Quando se começa a estudar Kafka intensivamente, é difícil a princípio escapar completamente dos preconceitos comuns. Foi o que aconteceu comigo. Eu sabia que ele viveu em uma época muito tensa, mas só aos poucos percebi o grande fardo pessoal que isso significava para ele - por exemplo, em relação à Primeira Guerra Mundial e a sua tuberculose. Enquanto isso, não pergunto mais: por que Kafka fez tão poucas obras?, mas pergunto: como conseguiu se manter tão produtivo sob todas essas cargas? Depois de completar a biografia em três volumes, ocupei-me intensamente com os aforismos de Kafka. Desde então, não tenho mais tanta certeza se é realmente verdade que Kafka era incapaz de ter um pensamento abstrato ou teórico. Nos aforismos, Kafka tenta desenvolver ideias filosóficas muito abstratas com a ajuda de imagens e metáforas. É um pensamento absolutamente original em imagens, do tipo que não encontrei em nenhum outro autor.
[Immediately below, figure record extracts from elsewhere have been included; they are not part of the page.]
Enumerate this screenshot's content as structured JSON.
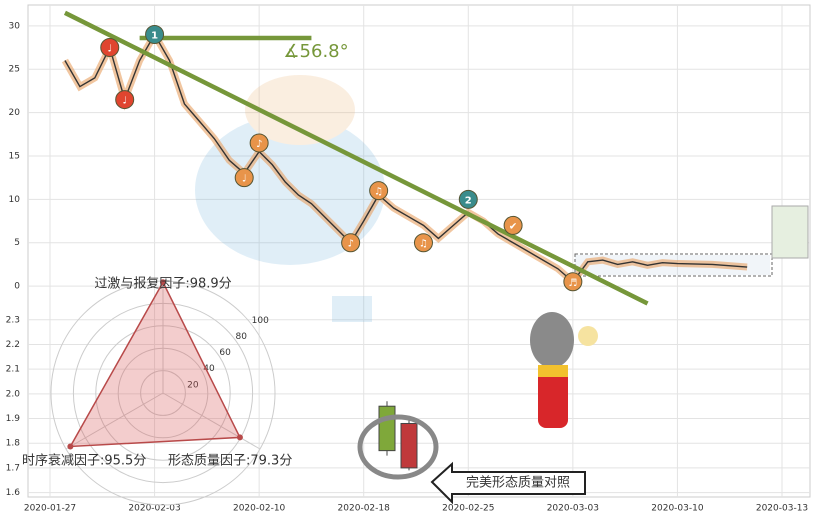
{
  "chart_data": {
    "type": "line",
    "xticks": [
      "2020-01-27",
      "2020-02-03",
      "2020-02-10",
      "2020-02-18",
      "2020-02-25",
      "2020-03-03",
      "2020-03-10",
      "2020-03-13"
    ],
    "ylim": [
      -1.6,
      32.4
    ],
    "yticks": [
      0,
      5,
      10,
      15,
      20,
      25,
      30
    ],
    "y2lim": [
      1.57,
      2.36
    ],
    "y2ticks": [
      1.6,
      1.7,
      1.8,
      1.9,
      {
        "value": 2,
        "label": "2.0"
      },
      2.1,
      2.2,
      2.3
    ],
    "grid": true,
    "series": [
      {
        "color": "#333333",
        "x": [
          "2020-01-28",
          "2020-01-29",
          "2020-01-30",
          "2020-01-31",
          "2020-02-01",
          "2020-02-02",
          "2020-02-03",
          "2020-02-04",
          "2020-02-05",
          "2020-02-06",
          "2020-02-07",
          "2020-02-08",
          "2020-02-09",
          "2020-02-10",
          "2020-02-11",
          "2020-02-12",
          "2020-02-13",
          "2020-02-14",
          "2020-02-15",
          "2020-02-16",
          "2020-02-17",
          "2020-02-18",
          "2020-02-19",
          "2020-02-20",
          "2020-02-21",
          "2020-02-22",
          "2020-02-23",
          "2020-02-24",
          "2020-02-25",
          "2020-02-26",
          "2020-02-27",
          "2020-02-28",
          "2020-02-29",
          "2020-03-01",
          "2020-03-02",
          "2020-03-03",
          "2020-03-04",
          "2020-03-05",
          "2020-03-06",
          "2020-03-07",
          "2020-03-08",
          "2020-03-09",
          "2020-03-10",
          "2020-03-11",
          "2020-03-12"
        ],
        "values": [
          26,
          23,
          24,
          27.5,
          21.5,
          26,
          29,
          26,
          21,
          19,
          17,
          14.5,
          13,
          15.5,
          14,
          12,
          10.5,
          9.5,
          8,
          6.5,
          5,
          7.5,
          10.5,
          9,
          8,
          7,
          5.5,
          7,
          8.5,
          7.5,
          6,
          5,
          4,
          3,
          2,
          0.5,
          2.8,
          3,
          2.5,
          2.8,
          2.4,
          2.7,
          2.6,
          2.5,
          2.2
        ]
      }
    ],
    "trendlines": [
      {
        "color": "#76973a",
        "x": [
          "2020-01-28",
          "2020-03-08"
        ],
        "values": [
          31.5,
          -2
        ]
      },
      {
        "color": "#76973a",
        "x": [
          "2020-02-02",
          "2020-02-14"
        ],
        "values": [
          28.6,
          28.6
        ]
      }
    ],
    "angle_label": "∡56.8°",
    "markers": [
      {
        "x": "2020-01-31",
        "value": 27.5,
        "label": "♩",
        "color": "#e0452f"
      },
      {
        "x": "2020-02-01",
        "value": 21.5,
        "label": "♩",
        "color": "#e0452f"
      },
      {
        "x": "2020-02-03",
        "value": 29,
        "label": "1",
        "color": "#3a8c8c"
      },
      {
        "x": "2020-02-09",
        "value": 12.5,
        "label": "♩",
        "color": "#e8944a"
      },
      {
        "x": "2020-02-10",
        "value": 16.5,
        "label": "♪",
        "color": "#e8944a"
      },
      {
        "x": "2020-02-17",
        "value": 5,
        "label": "♪",
        "color": "#e8944a"
      },
      {
        "x": "2020-02-19",
        "value": 11,
        "label": "♫",
        "color": "#e8944a"
      },
      {
        "x": "2020-02-22",
        "value": 5,
        "label": "♫",
        "color": "#e8944a"
      },
      {
        "x": "2020-02-25",
        "value": 10,
        "label": "2",
        "color": "#3a8c8c"
      },
      {
        "x": "2020-02-28",
        "value": 7,
        "label": "✔",
        "color": "#e8944a"
      },
      {
        "x": "2020-03-03",
        "value": 0.5,
        "label": "♬",
        "color": "#e8944a"
      }
    ],
    "candles": [
      {
        "color": "#7fa83a",
        "open": 1.77,
        "close": 1.95,
        "high": 1.97,
        "low": 1.75
      },
      {
        "color": "#c0393b",
        "open": 1.88,
        "close": 1.7,
        "high": 1.9,
        "low": 1.69
      }
    ],
    "compare_label": "完美形态质量对照",
    "radar": {
      "labels": [
        "过激与报复因子:98.9分",
        "时序衰减因子:95.5分",
        "形态质量因子:79.3分"
      ],
      "values": [
        98.9,
        95.5,
        79.3
      ],
      "rlim": [
        0,
        100
      ],
      "rticks": [
        20,
        40,
        60,
        80,
        100
      ]
    }
  }
}
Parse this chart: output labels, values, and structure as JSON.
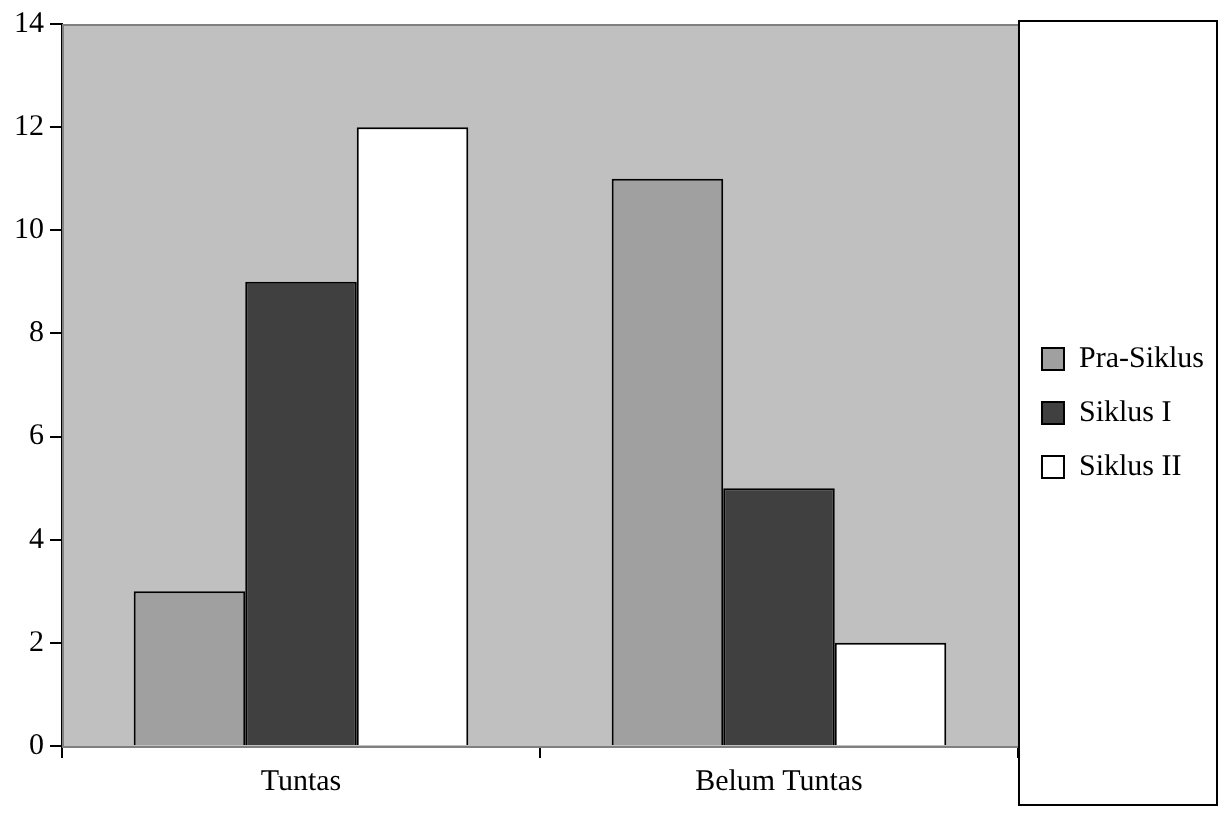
{
  "chart_data": {
    "type": "bar",
    "categories": [
      "Tuntas",
      "Belum Tuntas"
    ],
    "series": [
      {
        "name": "Pra-Siklus",
        "color": "#a0a0a0",
        "values": [
          3,
          11
        ]
      },
      {
        "name": "Siklus I",
        "color": "#404040",
        "values": [
          9,
          5
        ]
      },
      {
        "name": "Siklus II",
        "color": "#ffffff",
        "values": [
          12,
          2
        ]
      }
    ],
    "ylim": [
      0,
      14
    ],
    "yticks": [
      0,
      2,
      4,
      6,
      8,
      10,
      12,
      14
    ],
    "grid": false,
    "legend": "right"
  }
}
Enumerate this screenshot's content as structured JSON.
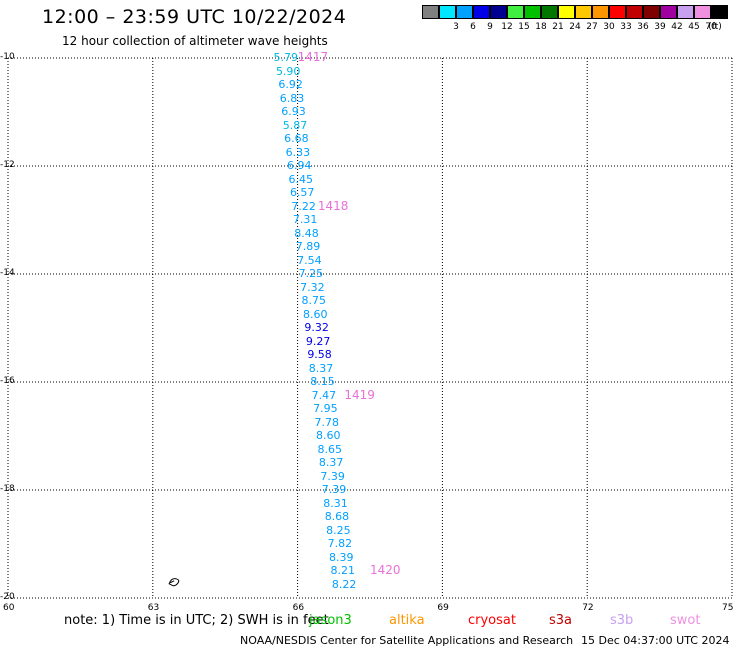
{
  "header": {
    "title": "12:00 – 23:59 UTC 10/22/2024",
    "subtitle": "12 hour collection of altimeter wave heights"
  },
  "color_scale": {
    "unit": "(ft)",
    "swatches": [
      {
        "color": "#808080"
      },
      {
        "color": "#00e8ff",
        "label": "3"
      },
      {
        "color": "#00a0ff",
        "label": "6"
      },
      {
        "color": "#0000e8",
        "label": "9"
      },
      {
        "color": "#000090",
        "label": "12"
      },
      {
        "color": "#40f040",
        "label": "15"
      },
      {
        "color": "#00c000",
        "label": "18"
      },
      {
        "color": "#007800",
        "label": "21"
      },
      {
        "color": "#ffff00",
        "label": "24"
      },
      {
        "color": "#ffc800",
        "label": "27"
      },
      {
        "color": "#ff9600",
        "label": "30"
      },
      {
        "color": "#ff0000",
        "label": "33"
      },
      {
        "color": "#c00000",
        "label": "36"
      },
      {
        "color": "#800000",
        "label": "39"
      },
      {
        "color": "#a000a0",
        "label": "42"
      },
      {
        "color": "#c8a0f0",
        "label": "45"
      },
      {
        "color": "#f090e0",
        "label": "70"
      },
      {
        "color": "#000000"
      }
    ]
  },
  "map": {
    "lon_ticks": [
      "60",
      "63",
      "66",
      "69",
      "72",
      "75"
    ],
    "lat_ticks": [
      "-10",
      "-12",
      "-14",
      "-16",
      "-18",
      "-20"
    ],
    "lon_range": [
      60,
      75
    ],
    "lat_range": [
      -10,
      -20
    ],
    "island_symbol": "landmass-outline"
  },
  "track": {
    "points": [
      {
        "lat": -10.0,
        "lon": 65.75,
        "value": "5.79",
        "color": "#00b8e0"
      },
      {
        "lat": -10.25,
        "lon": 65.8,
        "value": "5.90",
        "color": "#00b8e0"
      },
      {
        "lat": -10.5,
        "lon": 65.85,
        "value": "6.92",
        "color": "#00a0ff"
      },
      {
        "lat": -10.75,
        "lon": 65.88,
        "value": "6.83",
        "color": "#00a0ff"
      },
      {
        "lat": -11.0,
        "lon": 65.91,
        "value": "6.93",
        "color": "#00a0ff"
      },
      {
        "lat": -11.25,
        "lon": 65.94,
        "value": "5.87",
        "color": "#00b8e0"
      },
      {
        "lat": -11.5,
        "lon": 65.97,
        "value": "6.68",
        "color": "#00a0ff"
      },
      {
        "lat": -11.75,
        "lon": 66.0,
        "value": "6.33",
        "color": "#00a0ff"
      },
      {
        "lat": -12.0,
        "lon": 66.03,
        "value": "6.94",
        "color": "#00a0ff"
      },
      {
        "lat": -12.25,
        "lon": 66.06,
        "value": "6.45",
        "color": "#00a0ff"
      },
      {
        "lat": -12.5,
        "lon": 66.09,
        "value": "6.57",
        "color": "#00a0ff"
      },
      {
        "lat": -12.75,
        "lon": 66.12,
        "value": "7.22",
        "color": "#00a0ff"
      },
      {
        "lat": -13.0,
        "lon": 66.15,
        "value": "7.31",
        "color": "#00a0ff"
      },
      {
        "lat": -13.25,
        "lon": 66.18,
        "value": "8.48",
        "color": "#00a0ff"
      },
      {
        "lat": -13.5,
        "lon": 66.21,
        "value": "7.89",
        "color": "#00a0ff"
      },
      {
        "lat": -13.75,
        "lon": 66.24,
        "value": "7.54",
        "color": "#00a0ff"
      },
      {
        "lat": -14.0,
        "lon": 66.27,
        "value": "7.25",
        "color": "#00a0ff"
      },
      {
        "lat": -14.25,
        "lon": 66.3,
        "value": "7.32",
        "color": "#00a0ff"
      },
      {
        "lat": -14.5,
        "lon": 66.33,
        "value": "8.75",
        "color": "#00a0ff"
      },
      {
        "lat": -14.75,
        "lon": 66.36,
        "value": "8.60",
        "color": "#00a0ff"
      },
      {
        "lat": -15.0,
        "lon": 66.39,
        "value": "9.32",
        "color": "#0000e8"
      },
      {
        "lat": -15.25,
        "lon": 66.42,
        "value": "9.27",
        "color": "#0000e8"
      },
      {
        "lat": -15.5,
        "lon": 66.45,
        "value": "9.58",
        "color": "#0000e8"
      },
      {
        "lat": -15.75,
        "lon": 66.48,
        "value": "8.37",
        "color": "#00a0ff"
      },
      {
        "lat": -16.0,
        "lon": 66.51,
        "value": "8.15",
        "color": "#00a0ff"
      },
      {
        "lat": -16.25,
        "lon": 66.54,
        "value": "7.47",
        "color": "#00a0ff"
      },
      {
        "lat": -16.5,
        "lon": 66.57,
        "value": "7.95",
        "color": "#00a0ff"
      },
      {
        "lat": -16.75,
        "lon": 66.6,
        "value": "7.78",
        "color": "#00a0ff"
      },
      {
        "lat": -17.0,
        "lon": 66.63,
        "value": "8.60",
        "color": "#00a0ff"
      },
      {
        "lat": -17.25,
        "lon": 66.66,
        "value": "8.65",
        "color": "#00a0ff"
      },
      {
        "lat": -17.5,
        "lon": 66.69,
        "value": "8.37",
        "color": "#00a0ff"
      },
      {
        "lat": -17.75,
        "lon": 66.72,
        "value": "7.39",
        "color": "#00a0ff"
      },
      {
        "lat": -18.0,
        "lon": 66.75,
        "value": "7.39",
        "color": "#00a0ff"
      },
      {
        "lat": -18.25,
        "lon": 66.78,
        "value": "8.31",
        "color": "#00a0ff"
      },
      {
        "lat": -18.5,
        "lon": 66.81,
        "value": "8.68",
        "color": "#00a0ff"
      },
      {
        "lat": -18.75,
        "lon": 66.84,
        "value": "8.25",
        "color": "#00a0ff"
      },
      {
        "lat": -19.0,
        "lon": 66.87,
        "value": "7.82",
        "color": "#00a0ff"
      },
      {
        "lat": -19.25,
        "lon": 66.9,
        "value": "8.39",
        "color": "#00a0ff"
      },
      {
        "lat": -19.5,
        "lon": 66.93,
        "value": "8.21",
        "color": "#00a0ff"
      },
      {
        "lat": -19.75,
        "lon": 66.96,
        "value": "8.22",
        "color": "#00a0ff"
      }
    ],
    "time_labels": [
      {
        "lat": -10.0,
        "lon": 66.0,
        "text": "1417"
      },
      {
        "lat": -12.75,
        "lon": 66.42,
        "text": "1418"
      },
      {
        "lat": -16.25,
        "lon": 66.97,
        "text": "1419"
      },
      {
        "lat": -19.5,
        "lon": 67.5,
        "text": "1420"
      }
    ]
  },
  "footer": {
    "note": "note: 1) Time is in UTC; 2) SWH is in feet",
    "satellites": [
      {
        "name": "jason3",
        "color": "#00c000"
      },
      {
        "name": "altika",
        "color": "#ff9600"
      },
      {
        "name": "cryosat",
        "color": "#ff0000"
      },
      {
        "name": "s3a",
        "color": "#c00000"
      },
      {
        "name": "s3b",
        "color": "#c8a0f0"
      },
      {
        "name": "swot",
        "color": "#f090e0"
      }
    ],
    "credit": "NOAA/NESDIS Center for Satellite Applications and Research",
    "generated": "15 Dec 04:37:00 UTC 2024"
  }
}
E quais textos de Kafka o senhor prefere?

O Castelo é muito menos lido que O Processo - provavelmente porque o enredo é menos dramático e rigoroso e porque Kafka não escreveu um capítulo final. Mas O Castelo é a obra mais complexa de Kafka, porque estamos nos mudando para uma aldeia com múltiplas relações sociais em constante mudança. Também gosto muito da dialética que se desenvolve entre a aldeia e o estranho com o qual é confrontada. No início, as frentes se endurecem, mas aos poucos o estranho começa a se adaptar, enquanto alguns aldeões percebem que existe um mundo fora de sua aldeia. É como se Kafka tivesse feito uma pesquisa etnológica.